I'm an english speaker watching the Turkish TV show "Şubat" and I want to know what 3 words mean.
1. The two characters, Şubat and Saltuk, often user the term korçi.  If written in English, like in the subtitles, we would spell it Korchi.  What is it?
2. Does Şubat actually mean February?  Or is this a wrong translation?  What should it be?
3. Crazy Ibrahim and Davut / Double often use a word that is translated as Crew or Gang.  But, the word, if spelled in English pronunciation would be Ty-Fah and I can't find out anything about it.  I would like to know what the word really is in Turkish and the correct translation.

Thank you in advance for any assistance you could provide.


----------



## RimeoftheAncientMariner

As for your last 2 questions:

Subat translates to " February, the month " in English.

And the word you are looking for is 'tayfa' which is ' crew , band of people ' in English.


----------



## Lahru

Thank you.
So it is coincidence then that the first vowel sounds like an 'I' as in ice-cream because of the pronunciation of 'A' like star followed by the 'Y' like yellow?  This is what was confusing me because I couldn't find reference to that English 'I' sound in Turkish.  And I was thinking in the manner of not putting 2 letters together to make a different sound.

Still wondering about that first term 'korçi' , but perhaps I'm spelling that wrong too.

Again, thank you for answering those 2.


----------



## CHovek

Lahru said:


> Still wondering about that first term 'korçi' , but perhaps I'm spelling that wrong too.


Korçi is not a real word.Those two men made it up for calling each other in a friendly way.


----------



## RimeoftheAncientMariner

You are Welcome

It would be pronounced like

TAIFA ( tie - fah )


----------



## N4O1

"I" is pronounced as "AY" in Turkish also in Turkish, every letter has only one sound.


----------



## Jb77

CHovek said:


> Korçi is not a real word.Those two men made it up for calling each other in a friendly way.


 
This is not true, the meaning is 'one I miss', or 'someone I think about'. They didn't make it up.


----------



## _Ozgur_

Go to Google translate web site, select Turkish as language, write the word and press the speaker icon.

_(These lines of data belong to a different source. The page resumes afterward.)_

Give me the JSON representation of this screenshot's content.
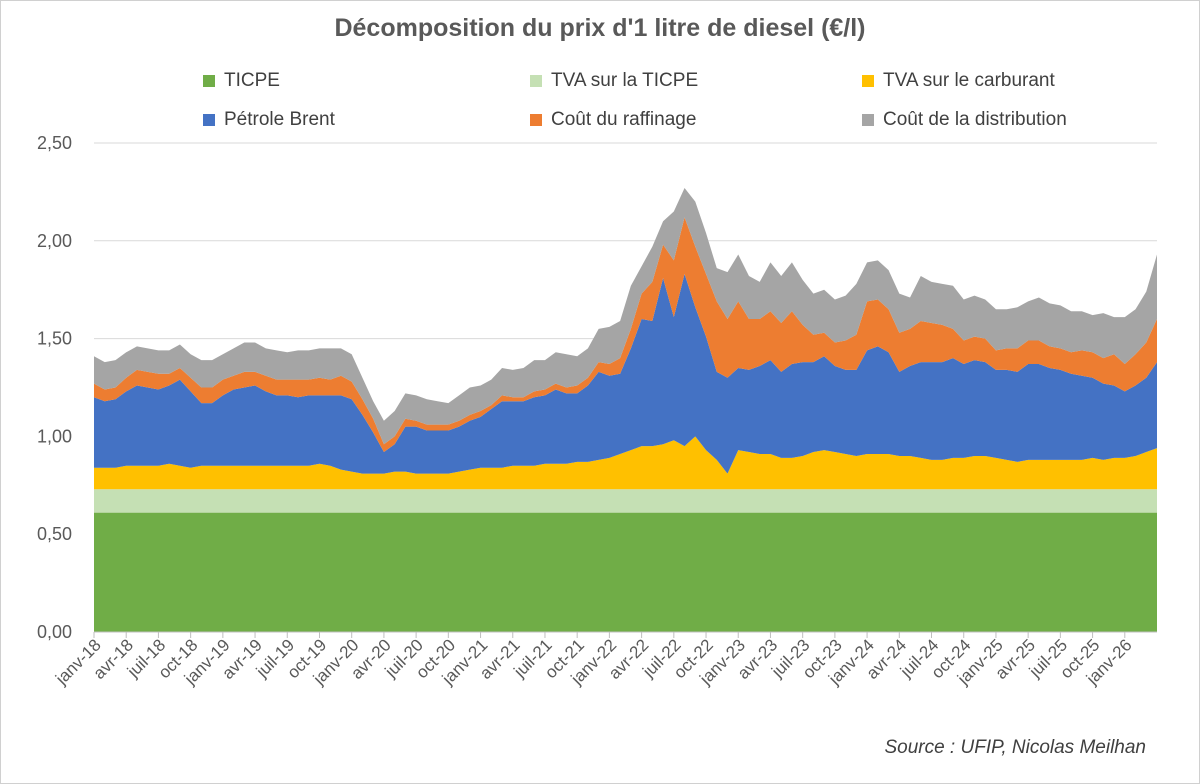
{
  "chart_data": {
    "type": "area",
    "stacked": true,
    "title": "Décomposition du prix d'1 litre de diesel (€/l)",
    "source": "Source : UFIP, Nicolas Meilhan",
    "ylim": [
      0,
      2.5
    ],
    "yticks": [
      "0,00",
      "0,50",
      "1,00",
      "1,50",
      "2,00",
      "2,50"
    ],
    "ytick_values": [
      0,
      0.5,
      1.0,
      1.5,
      2.0,
      2.5
    ],
    "xtick_labels": [
      "janv-18",
      "avr-18",
      "juil-18",
      "oct-18",
      "janv-19",
      "avr-19",
      "juil-19",
      "oct-19",
      "janv-20",
      "avr-20",
      "juil-20",
      "oct-20",
      "janv-21",
      "avr-21",
      "juil-21",
      "oct-21",
      "janv-22",
      "avr-22",
      "juil-22",
      "oct-22",
      "janv-23",
      "avr-23",
      "juil-23",
      "oct-23",
      "janv-24",
      "avr-24",
      "juil-24",
      "oct-24",
      "janv-25",
      "avr-25",
      "juil-25",
      "oct-25",
      "janv-26"
    ],
    "legend_position": "top",
    "series": [
      {
        "name": "TICPE",
        "color": "#70AD47",
        "values": [
          0.61,
          0.61,
          0.61,
          0.61,
          0.61,
          0.61,
          0.61,
          0.61,
          0.61,
          0.61,
          0.61,
          0.61,
          0.61,
          0.61,
          0.61,
          0.61,
          0.61,
          0.61,
          0.61,
          0.61,
          0.61,
          0.61,
          0.61,
          0.61,
          0.61,
          0.61,
          0.61,
          0.61,
          0.61,
          0.61,
          0.61,
          0.61,
          0.61,
          0.61,
          0.61,
          0.61,
          0.61,
          0.61,
          0.61,
          0.61,
          0.61,
          0.61,
          0.61,
          0.61,
          0.61,
          0.61,
          0.61,
          0.61,
          0.61,
          0.61,
          0.61,
          0.61,
          0.61,
          0.61,
          0.61,
          0.61,
          0.61,
          0.61,
          0.61,
          0.61,
          0.61,
          0.61,
          0.61,
          0.61,
          0.61,
          0.61,
          0.61,
          0.61,
          0.61,
          0.61,
          0.61,
          0.61,
          0.61,
          0.61,
          0.61,
          0.61,
          0.61,
          0.61,
          0.61,
          0.61,
          0.61,
          0.61,
          0.61,
          0.61,
          0.61,
          0.61,
          0.61,
          0.61,
          0.61,
          0.61,
          0.61,
          0.61,
          0.61,
          0.61,
          0.61,
          0.61,
          0.61,
          0.61,
          0.61,
          0.61
        ]
      },
      {
        "name": "TVA sur la TICPE",
        "color": "#C5E0B4",
        "values": [
          0.12,
          0.12,
          0.12,
          0.12,
          0.12,
          0.12,
          0.12,
          0.12,
          0.12,
          0.12,
          0.12,
          0.12,
          0.12,
          0.12,
          0.12,
          0.12,
          0.12,
          0.12,
          0.12,
          0.12,
          0.12,
          0.12,
          0.12,
          0.12,
          0.12,
          0.12,
          0.12,
          0.12,
          0.12,
          0.12,
          0.12,
          0.12,
          0.12,
          0.12,
          0.12,
          0.12,
          0.12,
          0.12,
          0.12,
          0.12,
          0.12,
          0.12,
          0.12,
          0.12,
          0.12,
          0.12,
          0.12,
          0.12,
          0.12,
          0.12,
          0.12,
          0.12,
          0.12,
          0.12,
          0.12,
          0.12,
          0.12,
          0.12,
          0.12,
          0.12,
          0.12,
          0.12,
          0.12,
          0.12,
          0.12,
          0.12,
          0.12,
          0.12,
          0.12,
          0.12,
          0.12,
          0.12,
          0.12,
          0.12,
          0.12,
          0.12,
          0.12,
          0.12,
          0.12,
          0.12,
          0.12,
          0.12,
          0.12,
          0.12,
          0.12,
          0.12,
          0.12,
          0.12,
          0.12,
          0.12,
          0.12,
          0.12,
          0.12,
          0.12,
          0.12,
          0.12,
          0.12,
          0.12,
          0.12,
          0.12
        ]
      },
      {
        "name": "TVA sur le carburant",
        "color": "#FFC000",
        "values": [
          0.11,
          0.11,
          0.11,
          0.12,
          0.12,
          0.12,
          0.12,
          0.13,
          0.12,
          0.11,
          0.12,
          0.12,
          0.12,
          0.12,
          0.12,
          0.12,
          0.12,
          0.12,
          0.12,
          0.12,
          0.12,
          0.13,
          0.12,
          0.1,
          0.09,
          0.08,
          0.08,
          0.08,
          0.09,
          0.09,
          0.08,
          0.08,
          0.08,
          0.08,
          0.09,
          0.1,
          0.11,
          0.11,
          0.11,
          0.12,
          0.12,
          0.12,
          0.13,
          0.13,
          0.13,
          0.14,
          0.14,
          0.15,
          0.16,
          0.18,
          0.2,
          0.22,
          0.22,
          0.23,
          0.25,
          0.22,
          0.27,
          0.2,
          0.15,
          0.08,
          0.2,
          0.19,
          0.18,
          0.18,
          0.16,
          0.16,
          0.17,
          0.19,
          0.2,
          0.19,
          0.18,
          0.17,
          0.18,
          0.18,
          0.18,
          0.17,
          0.17,
          0.16,
          0.15,
          0.15,
          0.16,
          0.16,
          0.17,
          0.17,
          0.16,
          0.15,
          0.14,
          0.15,
          0.15,
          0.15,
          0.15,
          0.15,
          0.15,
          0.16,
          0.15,
          0.16,
          0.16,
          0.17,
          0.19,
          0.21
        ]
      },
      {
        "name": "Pétrole Brent",
        "color": "#4472C4",
        "values": [
          0.36,
          0.34,
          0.35,
          0.38,
          0.41,
          0.4,
          0.39,
          0.4,
          0.44,
          0.39,
          0.32,
          0.32,
          0.36,
          0.39,
          0.4,
          0.41,
          0.38,
          0.36,
          0.36,
          0.35,
          0.36,
          0.35,
          0.36,
          0.38,
          0.37,
          0.3,
          0.21,
          0.11,
          0.14,
          0.23,
          0.24,
          0.22,
          0.22,
          0.22,
          0.23,
          0.25,
          0.26,
          0.3,
          0.34,
          0.33,
          0.33,
          0.35,
          0.35,
          0.38,
          0.36,
          0.35,
          0.39,
          0.45,
          0.42,
          0.41,
          0.52,
          0.65,
          0.64,
          0.85,
          0.63,
          0.88,
          0.66,
          0.58,
          0.45,
          0.49,
          0.42,
          0.42,
          0.45,
          0.48,
          0.44,
          0.48,
          0.48,
          0.46,
          0.48,
          0.44,
          0.43,
          0.44,
          0.53,
          0.55,
          0.52,
          0.43,
          0.46,
          0.49,
          0.5,
          0.5,
          0.51,
          0.48,
          0.49,
          0.48,
          0.45,
          0.46,
          0.46,
          0.49,
          0.49,
          0.47,
          0.46,
          0.44,
          0.43,
          0.41,
          0.39,
          0.37,
          0.34,
          0.36,
          0.38,
          0.44
        ]
      },
      {
        "name": "Coût du raffinage",
        "color": "#ED7D31",
        "values": [
          0.07,
          0.06,
          0.06,
          0.07,
          0.08,
          0.08,
          0.08,
          0.06,
          0.06,
          0.07,
          0.08,
          0.08,
          0.08,
          0.07,
          0.08,
          0.07,
          0.08,
          0.08,
          0.08,
          0.09,
          0.08,
          0.09,
          0.08,
          0.1,
          0.09,
          0.08,
          0.07,
          0.04,
          0.04,
          0.04,
          0.03,
          0.03,
          0.03,
          0.03,
          0.03,
          0.03,
          0.03,
          0.02,
          0.03,
          0.02,
          0.02,
          0.03,
          0.03,
          0.03,
          0.03,
          0.04,
          0.04,
          0.05,
          0.06,
          0.08,
          0.1,
          0.13,
          0.2,
          0.17,
          0.29,
          0.29,
          0.31,
          0.32,
          0.36,
          0.3,
          0.34,
          0.26,
          0.24,
          0.25,
          0.25,
          0.27,
          0.19,
          0.14,
          0.12,
          0.12,
          0.15,
          0.18,
          0.25,
          0.24,
          0.22,
          0.2,
          0.19,
          0.21,
          0.2,
          0.19,
          0.15,
          0.12,
          0.12,
          0.12,
          0.1,
          0.11,
          0.12,
          0.12,
          0.12,
          0.11,
          0.11,
          0.11,
          0.13,
          0.13,
          0.13,
          0.16,
          0.14,
          0.16,
          0.18,
          0.22
        ]
      },
      {
        "name": "Coût de la distribution",
        "color": "#A5A5A5",
        "values": [
          0.14,
          0.14,
          0.14,
          0.13,
          0.12,
          0.12,
          0.12,
          0.12,
          0.12,
          0.12,
          0.14,
          0.14,
          0.13,
          0.14,
          0.15,
          0.15,
          0.14,
          0.15,
          0.14,
          0.15,
          0.15,
          0.15,
          0.16,
          0.14,
          0.14,
          0.11,
          0.09,
          0.12,
          0.13,
          0.13,
          0.13,
          0.13,
          0.12,
          0.11,
          0.13,
          0.14,
          0.13,
          0.13,
          0.14,
          0.14,
          0.15,
          0.16,
          0.15,
          0.16,
          0.17,
          0.15,
          0.15,
          0.17,
          0.19,
          0.19,
          0.22,
          0.14,
          0.18,
          0.12,
          0.25,
          0.15,
          0.23,
          0.21,
          0.17,
          0.24,
          0.24,
          0.22,
          0.19,
          0.25,
          0.24,
          0.25,
          0.23,
          0.21,
          0.22,
          0.22,
          0.23,
          0.26,
          0.2,
          0.2,
          0.2,
          0.2,
          0.16,
          0.23,
          0.21,
          0.21,
          0.22,
          0.21,
          0.21,
          0.2,
          0.21,
          0.2,
          0.21,
          0.2,
          0.22,
          0.22,
          0.22,
          0.21,
          0.2,
          0.19,
          0.23,
          0.19,
          0.24,
          0.23,
          0.26,
          0.33
        ]
      }
    ]
  }
}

You should hear how it is pronounced.


----------



## Resneli

Bahsedilen TV programını bilmiyorum ama şubat, evet, yılın ikinci ayının adıdır. Ayrıca İstanbul argosunda "kafası az çalışan, saf, geri zekalı" anlamlarında sevimli bir takılma sözü olarak kullanılır (yılın en kısa ayı ya! ). Bu anlamda evcil hayvanlara da isim olarak konur, kardeşimin Şubat adında bir kuşu vardı mesela. Belki bu karakter biraz saf, salaksa onun için "Şubat" lakabı takılmış olabilir. Yoksa normalde insan ismi olarak kullanıldığını duymadım. Bunu da bir not olarak eklemek istedim.


----------



## Resneli

Jb77 said:


> This is not true, the meaning is 'one I miss', or 'someone I think about'. They didn't make it up.

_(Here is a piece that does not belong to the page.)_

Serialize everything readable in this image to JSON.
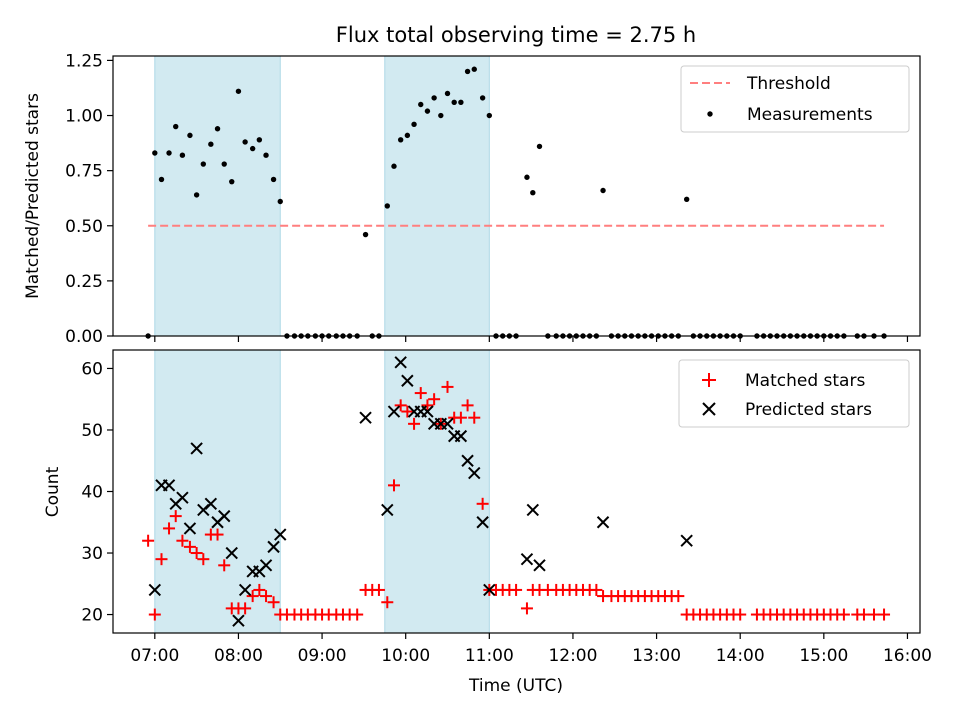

Ben "korçi" diye bir söz hiç duymadım, elimdeki sözlüklerde, kaynaklarda da geçmiyor. Bu bilgi hangi kaynaktan acaba? Yöresel bir tabir mi?

@Lahru "koçum" diyor olabilirler mi acaba? Koç, bir hayvan adıdır, bildiğiniz gibi, koyunun erkeğine koç denir. Özellikle erkekler için, bir sevgi sözü, hitap sözü olarak kullanılır. Arkadaşlar birbirlerine "koçum" derler. "Hey, koç!", "koçum benim be!" vb.  Bu gibi kullanımlarda koçun güçlü, kuvvetli bir hayvan olmasına gönderme vardır. Koç, İngilizce "coach" sözü gibi telaffuz edilir. Koçum: 1. tekil şahıs iyelik eki almış formudur, "benim koçum".


----------



## gotcontrol

news/haberler


----------



## mscir

Jb77 said:


> This is not true, the meaning is 'one I miss', or 'someone I think about'. They didn't make it up.


Thanks, I used google translate but it translated "korçi"  to  "Korçan of", I appreciate your correction.


----------